A constituição da estrutura agrária após o processo de independência em 1818 obedeceu, de forma geral, às mesmas condições que propiciaram a intensa concentração de terras nos países vizinhos recém-independentes, isto é, a mudança de diretriz em relação à política do período colonial, quando a concessão de terras era destinada a quem possuísse condições de explorá-las gerando excedentes para a coroa espanhola, continuava a

perpetuar desigualdades no campo, consolidando uma elite rural formada basicamente por criollos e imigrantes europeus, prevalência do latifúndio como propriedade da terra diante do minifúndio e da comunidade indígena.

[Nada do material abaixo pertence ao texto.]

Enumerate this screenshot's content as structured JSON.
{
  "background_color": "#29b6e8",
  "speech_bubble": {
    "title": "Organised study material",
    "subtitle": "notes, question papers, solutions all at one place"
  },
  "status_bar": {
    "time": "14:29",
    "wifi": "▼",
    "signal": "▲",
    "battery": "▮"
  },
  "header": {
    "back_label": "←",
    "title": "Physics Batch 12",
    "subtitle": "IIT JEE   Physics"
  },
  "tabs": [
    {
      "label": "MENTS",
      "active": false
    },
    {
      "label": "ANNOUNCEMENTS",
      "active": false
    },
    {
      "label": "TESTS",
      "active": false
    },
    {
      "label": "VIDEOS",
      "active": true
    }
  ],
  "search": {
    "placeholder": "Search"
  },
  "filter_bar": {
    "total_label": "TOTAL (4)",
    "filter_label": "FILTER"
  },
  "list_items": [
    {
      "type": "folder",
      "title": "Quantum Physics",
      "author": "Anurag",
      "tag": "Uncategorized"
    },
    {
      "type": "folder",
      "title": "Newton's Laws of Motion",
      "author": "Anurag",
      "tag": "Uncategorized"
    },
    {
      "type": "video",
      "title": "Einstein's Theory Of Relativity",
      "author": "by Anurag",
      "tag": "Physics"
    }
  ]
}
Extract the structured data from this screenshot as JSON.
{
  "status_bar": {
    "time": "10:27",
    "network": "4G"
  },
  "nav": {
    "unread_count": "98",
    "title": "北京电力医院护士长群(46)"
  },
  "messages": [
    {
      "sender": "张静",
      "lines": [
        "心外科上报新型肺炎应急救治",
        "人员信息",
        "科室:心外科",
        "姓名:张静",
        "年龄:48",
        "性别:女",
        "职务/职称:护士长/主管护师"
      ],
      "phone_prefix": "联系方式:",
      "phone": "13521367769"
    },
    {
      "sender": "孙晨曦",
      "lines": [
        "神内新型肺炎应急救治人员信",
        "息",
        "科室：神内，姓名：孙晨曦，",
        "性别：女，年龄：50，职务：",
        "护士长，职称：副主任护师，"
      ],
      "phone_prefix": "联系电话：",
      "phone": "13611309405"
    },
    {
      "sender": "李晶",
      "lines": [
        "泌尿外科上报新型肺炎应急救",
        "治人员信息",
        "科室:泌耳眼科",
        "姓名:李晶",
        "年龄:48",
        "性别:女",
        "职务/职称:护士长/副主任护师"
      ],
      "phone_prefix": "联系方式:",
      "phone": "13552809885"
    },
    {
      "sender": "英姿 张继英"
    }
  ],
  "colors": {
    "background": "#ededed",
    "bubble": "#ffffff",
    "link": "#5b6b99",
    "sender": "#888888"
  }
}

O regime latifundiário tem sua origem no fato de que as terras foram inicialmente doadas a um número limitado de pessoas, que passaram a controlar, limitar e penalizar o acesso às mesmas. Esse controle se exercia tanto mais facilmente na medida em que as melhores terras eram aquelas que se beneficiavam de economias externas proporcionadas por investimentos infra-estruturais proporcionados pelo governo (Memória Chilena, 2013).

Com respeito ao direito de propriedade, a constituição de 1925 define, em seu artigo 10º, que a constituição assegura a todos os habitantes da república a inviolabilidade de todas as propriedades, sem distinção nenhuma.

A constituição, introduzindo a regulação e a legitimação da propriedade em sua função objetiva, possibilita legislativamente a delimitação de propriedades fundadas em interesses coletivos, dada a influência do constitucionalismo social, antes de haver esse direito. A legislação referia-se somente ao aspecto subjetivo, conforme a tradição liberal expressa tipicamente na quinta emenda da constituição norte-americana e na Declaração Universal de Direitos do Homem e do Cidadão, de 1789 (Artigo 2º e 7º), em que o ponto central era a intangibilidade da propriedade e o pagamento de toda indenização ante a privatização dela. Isto é, o central era a garantia subjetiva do proprietário (Memória Chilena, 2013).

Nessa evolução, a reforma constitucional mais importante no Chile foi a da Lei 16.640, de 1967, que modificou profundamente o estatuto de direito à propriedade. A lei permitiu estabelecer limitações e obrigações para garantir o cumprimento da função social e fazê-la acessível a todos, portanto, o Chile seguiu a fórmula alemã “la propriedade obliga” (às forças da propriedade), que é bem aceita até hoje (artigo 19 nº 24 inc.2). A propriedade fica consagrada como instituto, sua explicação histórica é a necessidade de estabelecer garantias de que a propriedade não se converta em uma fórmula vazia, impotente ante o legislador e suas leis sociais, a qual no caso chileno é ainda mais evidente (Memória Chilena, 2013).